Transgenic zebrafish models of HOXA9- and cMyc-mediated human acute myeloid leukaemia

Acute myeloid leukaemia (AML) is a blood cancer, characterized by the failure of developing white blood cells to mature into functional components of the immune system. The result is an accumulation of immature blood cells that impede normal bodily functions. AML comprises 20% of childhood leukaemia and is the most common leukaemia in adults. Despite advances in therapy, ~40% will die of their disease. Characterizing the underlying molecular events that lead to AML will enable the development of drugs to target the specific defect in leukaemic cells, with better survival and reduced toxicity.
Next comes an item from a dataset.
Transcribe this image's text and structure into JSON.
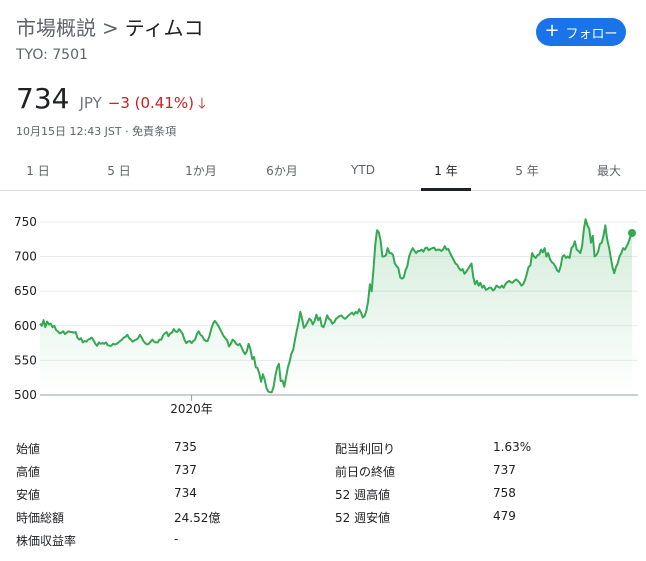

The zebrafish is an exciting and promising research tool for studying AML. Notably, they possess similar blood cell types found in humans with the additional advantages of small size, high reproductive capacity and external embryonic development compared with mammals. Zebrafish have successfully been used to model other human leukaemia. We aim to create the first zebrafish model of AML by genetically manipulating animals to overexpress known cancer-related genes. Our focus is on two genes: HOXA9 and CMYC. HOXA9 levels are frequently elevated in AML and portend a poor prognosis, and prevent maturation of developing blood cells by a mechanism that remains poorly defined. CMYC is a potent cancer-causing gene involved in many human tumours, including AML. Mice expressing high levels of cMyc develop AML 100% of the time, but again, the molecular mechanism is unknown. Using well-established genetic techniques, we are generating zebrafish that will express these cancer-causing genes in blood cells and thus develop AML. These living models of human AML can then be easily studied and manipulated from the early stages of life and development, providing new insight into disease progression. Ultimately, these models can be utilized in the rapid screening of new potential drugs to combat the disease, which is not easily accomplished in traditional mouse models of AML.